Sunday, July 27, 2008

Dead economist and intrinsic value

I'm reading an amazing book on economics, “New Ideas from Dead Economists”by Todd Buchholz. If only this is the prescribed A level economics textbook. It is useful, filled with insights and gives a great overview of different economic theories and life of economists. It is extremely useful to know in what context are these theories developed in as it allows us to understand the theories in the right context.

Alfred Marshall, who brought the idea of Supply and Demand, Marginal Utility and Cost to economics was one of the most influential economists of his time. Something that he wrote really make sense;
(1) Use mathematics as shorthand language, rather than as an engine of inquiry.
(2) Keep to them till you have done.
(3) Translate into English.
(4) Then illustrate by examples that are important in real life
(5) Burn the mathematics.
(6) If you can’t succeed in 4, burn 3. This I do often.

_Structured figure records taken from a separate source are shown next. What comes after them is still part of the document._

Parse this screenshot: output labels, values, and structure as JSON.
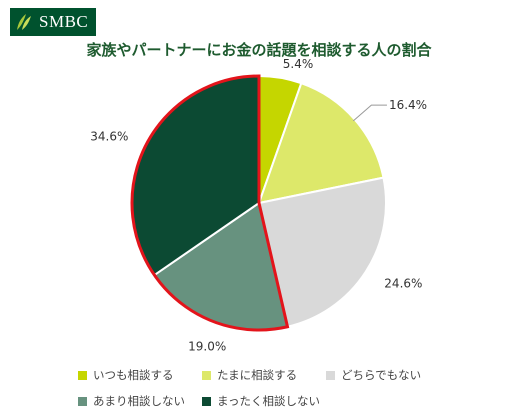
{
  "brand": {
    "name": "SMBC",
    "color": "#00522e"
  },
  "chart_data": {
    "type": "pie",
    "title": "家族やパートナーにお金の話題を相談する人の割合",
    "slices": [
      {
        "label": "いつも相談する",
        "value": 5.4,
        "display": "5.4%",
        "color": "#c5d600"
      },
      {
        "label": "たまに相談する",
        "value": 16.4,
        "display": "16.4%",
        "color": "#dde86a"
      },
      {
        "label": "どちらでもない",
        "value": 24.6,
        "display": "24.6%",
        "color": "#d9d9d9"
      },
      {
        "label": "あまり相談しない",
        "value": 19.0,
        "display": "19.0%",
        "color": "#67927f"
      },
      {
        "label": "まったく相談しない",
        "value": 34.6,
        "display": "34.6%",
        "color": "#0c4a33"
      }
    ],
    "highlight_color": "#e3141b",
    "legend_position": "bottom"
  }
}
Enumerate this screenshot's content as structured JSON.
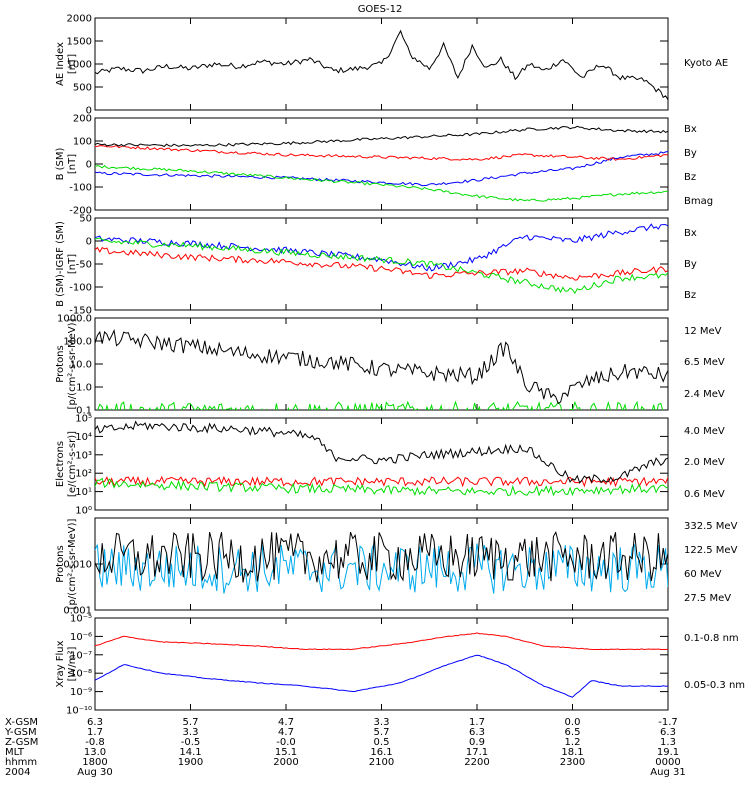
{
  "title": "GOES-12",
  "colors": {
    "black": "#000000",
    "red": "#ff0000",
    "green": "#00dd00",
    "blue": "#0000ff",
    "cyan": "#00aaee",
    "yellow": "#ffdd00"
  },
  "chart_data": [
    {
      "panel": "ae",
      "type": "line",
      "ylabel": "AE Index",
      "yunit": "[nT]",
      "scale": "linear",
      "ylim": [
        0,
        2000
      ],
      "yticks": [
        {
          "v": 0,
          "label": "0"
        },
        {
          "v": 500,
          "label": "500"
        },
        {
          "v": 1000,
          "label": "1000"
        },
        {
          "v": 1500,
          "label": "1500"
        },
        {
          "v": 2000,
          "label": "2000"
        }
      ],
      "series": [
        {
          "name": "Kyoto AE",
          "color": "black",
          "x": [
            18.0,
            18.25,
            18.5,
            18.75,
            19.0,
            19.25,
            19.5,
            19.75,
            20.0,
            20.25,
            20.5,
            20.75,
            21.0,
            21.1,
            21.2,
            21.3,
            21.5,
            21.65,
            21.8,
            21.95,
            22.1,
            22.25,
            22.4,
            22.55,
            22.7,
            22.9,
            23.1,
            23.3,
            23.5,
            23.75,
            24.0
          ],
          "values": [
            800,
            900,
            850,
            950,
            900,
            1000,
            950,
            1050,
            1000,
            1100,
            850,
            900,
            1000,
            1300,
            1700,
            1200,
            900,
            1400,
            700,
            1400,
            900,
            1100,
            700,
            1000,
            850,
            1100,
            700,
            1000,
            700,
            650,
            250
          ]
        }
      ]
    },
    {
      "panel": "b",
      "type": "line",
      "ylabel": "B (SM)",
      "yunit": "[nT]",
      "scale": "linear",
      "ylim": [
        -200,
        200
      ],
      "yticks": [
        {
          "v": -200,
          "label": "-200"
        },
        {
          "v": -100,
          "label": "-100"
        },
        {
          "v": 0,
          "label": "0"
        },
        {
          "v": 100,
          "label": "100"
        },
        {
          "v": 200,
          "label": "200"
        }
      ],
      "series": [
        {
          "name": "Bx",
          "color": "blue",
          "x": [
            18.0,
            19.0,
            20.0,
            21.0,
            21.5,
            22.0,
            22.5,
            23.0,
            23.5,
            24.0
          ],
          "values": [
            -40,
            -50,
            -60,
            -80,
            -90,
            -70,
            -40,
            -20,
            30,
            50
          ]
        },
        {
          "name": "By",
          "color": "green",
          "x": [
            18.0,
            19.0,
            20.0,
            21.0,
            21.5,
            22.0,
            22.5,
            23.0,
            23.5,
            24.0
          ],
          "values": [
            -10,
            -30,
            -60,
            -90,
            -110,
            -140,
            -160,
            -150,
            -130,
            -120
          ]
        },
        {
          "name": "Bz",
          "color": "red",
          "x": [
            18.0,
            19.0,
            20.0,
            21.0,
            21.5,
            22.0,
            22.5,
            23.0,
            23.5,
            24.0
          ],
          "values": [
            80,
            60,
            40,
            30,
            25,
            20,
            40,
            30,
            20,
            40
          ]
        },
        {
          "name": "Bmag",
          "color": "black",
          "x": [
            18.0,
            19.0,
            20.0,
            21.0,
            21.5,
            22.0,
            22.5,
            23.0,
            23.5,
            24.0
          ],
          "values": [
            85,
            80,
            90,
            110,
            120,
            130,
            150,
            160,
            145,
            140
          ]
        }
      ]
    },
    {
      "panel": "b-igrf",
      "type": "line",
      "ylabel": "B (SM)-IGRF (SM)",
      "yunit": "[nT]",
      "scale": "linear",
      "ylim": [
        -150,
        50
      ],
      "yticks": [
        {
          "v": -150,
          "label": "-150"
        },
        {
          "v": -100,
          "label": "-100"
        },
        {
          "v": -50,
          "label": "-50"
        },
        {
          "v": 0,
          "label": "0"
        },
        {
          "v": 50,
          "label": "50"
        }
      ],
      "series": [
        {
          "name": "Bx",
          "color": "blue",
          "x": [
            18.0,
            19.0,
            20.0,
            21.0,
            21.5,
            22.0,
            22.5,
            23.0,
            23.5,
            24.0
          ],
          "values": [
            5,
            -5,
            -20,
            -40,
            -60,
            -40,
            10,
            0,
            20,
            35
          ]
        },
        {
          "name": "By",
          "color": "green",
          "x": [
            18.0,
            19.0,
            20.0,
            21.0,
            21.5,
            22.0,
            22.5,
            23.0,
            23.5,
            24.0
          ],
          "values": [
            0,
            -10,
            -25,
            -40,
            -50,
            -70,
            -90,
            -110,
            -80,
            -75
          ]
        },
        {
          "name": "Bz",
          "color": "red",
          "x": [
            18.0,
            19.0,
            20.0,
            21.0,
            21.5,
            22.0,
            22.5,
            23.0,
            23.5,
            24.0
          ],
          "values": [
            -20,
            -35,
            -45,
            -60,
            -75,
            -70,
            -65,
            -80,
            -70,
            -60
          ]
        }
      ]
    },
    {
      "panel": "protons-low",
      "type": "line",
      "ylabel": "Protons",
      "yunit": "[p/(cm²-s-sr-MeV)]",
      "scale": "log",
      "ylim": [
        0.1,
        1000
      ],
      "yticks": [
        {
          "v": 0.1,
          "label": "0.1"
        },
        {
          "v": 1,
          "label": "1.0"
        },
        {
          "v": 10,
          "label": "10.0"
        },
        {
          "v": 100,
          "label": "100.0"
        },
        {
          "v": 1000,
          "label": "1000.0"
        }
      ],
      "series": [
        {
          "name": "12 MeV",
          "color": "red",
          "x": [],
          "values": []
        },
        {
          "name": "6.5 MeV",
          "color": "green",
          "x": [
            18.0,
            24.0
          ],
          "values": [
            0.1,
            0.1
          ]
        },
        {
          "name": "2.4 MeV",
          "color": "black",
          "x": [
            18.0,
            18.5,
            19.0,
            19.5,
            20.0,
            20.5,
            21.0,
            21.5,
            22.0,
            22.3,
            22.5,
            22.8,
            23.2,
            23.6,
            24.0
          ],
          "values": [
            150,
            100,
            60,
            30,
            20,
            12,
            6,
            4,
            3,
            60,
            1.5,
            0.3,
            2,
            5,
            3
          ]
        }
      ]
    },
    {
      "panel": "electrons",
      "type": "line",
      "ylabel": "Electrons",
      "yunit": "[e/(cm²-s-sr)]",
      "scale": "log",
      "ylim": [
        1,
        100000
      ],
      "yticks": [
        {
          "v": 1,
          "label": "10⁰"
        },
        {
          "v": 10,
          "label": "10¹"
        },
        {
          "v": 100,
          "label": "10²"
        },
        {
          "v": 1000,
          "label": "10³"
        },
        {
          "v": 10000,
          "label": "10⁴"
        },
        {
          "v": 100000,
          "label": "10⁵"
        }
      ],
      "series": [
        {
          "name": "4.0 MeV",
          "color": "red",
          "x": [
            18.0,
            24.0
          ],
          "values": [
            35,
            35
          ]
        },
        {
          "name": "2.0 MeV",
          "color": "green",
          "x": [
            18.0,
            19.0,
            20.0,
            21.0,
            22.0,
            23.0,
            24.0
          ],
          "values": [
            30,
            20,
            15,
            12,
            10,
            12,
            15
          ]
        },
        {
          "name": "0.6 MeV",
          "color": "black",
          "x": [
            18.0,
            18.5,
            19.0,
            19.5,
            20.0,
            20.3,
            20.5,
            21.0,
            21.5,
            22.0,
            22.5,
            23.0,
            23.5,
            23.8,
            24.0
          ],
          "values": [
            20000,
            40000,
            30000,
            25000,
            15000,
            8000,
            800,
            500,
            1000,
            1500,
            2500,
            40,
            60,
            300,
            600
          ]
        }
      ]
    },
    {
      "panel": "protons-high",
      "type": "line",
      "ylabel": "Protons",
      "yunit": "[p/(cm²-s-sr-MeV)]",
      "scale": "log",
      "ylim": [
        0.001,
        0.1
      ],
      "yticks": [
        {
          "v": 0.001,
          "label": "0.001"
        },
        {
          "v": 0.01,
          "label": "0.010"
        }
      ],
      "series": [
        {
          "name": "332.5 MeV",
          "color": "red",
          "x": [],
          "values": []
        },
        {
          "name": "122.5 MeV",
          "color": "yellow",
          "x": [],
          "values": []
        },
        {
          "name": "60 MeV",
          "color": "cyan",
          "x": [
            18.0,
            24.0
          ],
          "values": [
            0.008,
            0.008
          ]
        },
        {
          "name": "27.5 MeV",
          "color": "black",
          "x": [
            18.0,
            24.0
          ],
          "values": [
            0.014,
            0.014
          ]
        }
      ]
    },
    {
      "panel": "xray",
      "type": "line",
      "ylabel": "Xray Flux",
      "yunit": "[W/m²]",
      "scale": "log",
      "ylim": [
        1e-10,
        1e-05
      ],
      "yticks": [
        {
          "v": 1e-10,
          "label": "10⁻¹⁰"
        },
        {
          "v": 1e-09,
          "label": "10⁻⁹"
        },
        {
          "v": 1e-08,
          "label": "10⁻⁸"
        },
        {
          "v": 1e-07,
          "label": "10⁻⁷"
        },
        {
          "v": 1e-06,
          "label": "10⁻⁶"
        },
        {
          "v": 1e-05,
          "label": "10⁻⁵"
        }
      ],
      "series": [
        {
          "name": "0.1-0.8 nm",
          "color": "red",
          "x": [
            18.0,
            18.3,
            18.7,
            19.2,
            19.7,
            20.2,
            20.7,
            21.2,
            21.7,
            22.0,
            22.3,
            22.7,
            23.2,
            23.7,
            24.0
          ],
          "values": [
            3e-07,
            1e-06,
            5e-07,
            4e-07,
            3e-07,
            2e-07,
            2e-07,
            4e-07,
            1e-06,
            1.5e-06,
            1e-06,
            3e-07,
            2e-07,
            2e-07,
            2e-07
          ]
        },
        {
          "name": "0.05-0.3 nm",
          "color": "blue",
          "x": [
            18.0,
            18.3,
            18.7,
            19.2,
            19.7,
            20.2,
            20.7,
            21.2,
            21.7,
            22.0,
            22.3,
            22.7,
            23.0,
            23.2,
            23.5,
            24.0
          ],
          "values": [
            4e-09,
            3e-08,
            1e-08,
            5e-09,
            3e-09,
            2e-09,
            1e-09,
            3e-09,
            3e-08,
            1e-07,
            3e-08,
            2e-09,
            5e-10,
            4e-09,
            2e-09,
            2e-09
          ]
        }
      ]
    }
  ],
  "xaxis": {
    "range": [
      18,
      24
    ],
    "tick_hours": [
      18,
      19,
      20,
      21,
      22,
      23,
      24
    ],
    "rows": [
      {
        "label": "X-GSM",
        "values": [
          "6.3",
          "5.7",
          "4.7",
          "3.3",
          "1.7",
          "0.0",
          "-1.7"
        ]
      },
      {
        "label": "Y-GSM",
        "values": [
          "1.7",
          "3.3",
          "4.7",
          "5.7",
          "6.3",
          "6.5",
          "6.3"
        ]
      },
      {
        "label": "Z-GSM",
        "values": [
          "-0.8",
          "-0.5",
          "-0.0",
          "0.5",
          "0.9",
          "1.2",
          "1.3"
        ]
      },
      {
        "label": "MLT",
        "values": [
          "13.0",
          "14.1",
          "15.1",
          "16.1",
          "17.1",
          "18.1",
          "19.1"
        ]
      },
      {
        "label": "hhmm",
        "values": [
          "1800",
          "1900",
          "2000",
          "2100",
          "2200",
          "2300",
          "0000"
        ]
      },
      {
        "label": "2004",
        "values": [
          "Aug 30",
          "",
          "",
          "",
          "",
          "",
          "Aug 31"
        ]
      }
    ]
  }
}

In today's world of spreadsheets and high computing power, we often over rely on the false certainty that numbers provide us. A common risk management tool is called Value at Risk (VaR). Essentially it seeks to quantify the maximum loss of capital with a given confidence interval. However, some problems such as the normal or non-normal distribution of the underlying securities and the ability of the model to sufficiently captures low probability high impact events plagues VaR. Essentially, it is a tool which works well under most condition but fails when you need it the most (in times of financial turmoil).

When it comes to the issue of value investing, the core concept is simply buying assets at a price less than the 'intrinsic value'. But what is intrinsic value?

Intrinsic value can be expressed in the following formula:
This expression is Step (2) of the second paragraph, but it holds no meaning to the normal person.


A great definition is given in Berkshire Hathaway's Owners Manual,

Intrinsic value is an all-important concept that offers the only logical approach to evaluating the relative attractiveness of investments and businesses. Intrinsic value can be defined simply: It is the discounted value of the cash that can be taken out of a business during its remaining life. The calculation of intrinsic value, though, is not so simple. As our definition suggests, intrinsic value is an estimate rather than a precise figure, and it is additionally an estimate that must be changed if interest rates move or forecasts of future cash flows are revised.

Applying Marshall's principle of “burn the mathematics”, the above definition is at step 3, and illustration – step (4) is as follow;

You can gain some insight into the differences between book value and intrinsic value by looking at one form of investment, a college education. Think of the education’s cost as its “book value.” If this cost is to be accurate, it should include the earnings that were foregone by the student because he chose college rather than a job.

For this exercise, we will ignore the important non-economic benefits of an education and focus strictly on its economic value. First, we must estimate the earnings that the graduate will receive over his lifetime and subtract from that figure an estimate of what he would have earned had he lacked his education. That gives us an excess earnings figure, which must then be discounted, at an appropriate interest rate, back to graduation day. The dollar result equals the intrinsic economic value of the education.

Some graduates will find that the book value of their education exceeds its intrinsic value, which means that whoever paid for the education didn’t get his money’s worth. In other cases, the intrinsic value of an education will far exceed its book value, a result that proves capital was wisely deployed. In all cases, what is clear is that book value is meaningless as an indicator of intrinsic value.

I hope that the intrinsic value of our education is worth way higher than the book value, if not we are not getting our money's worth.

If we can reasonably estimate the intrinsic value of an endeavor, be it a security or an expedition, and have to discipline to consistently pay a price less than that, we should do quite well. Maybe the above exposition may also help Chee Guan in deciding if he should give up his certain pay and employment in pursuit of an uncertain payoff from full time education.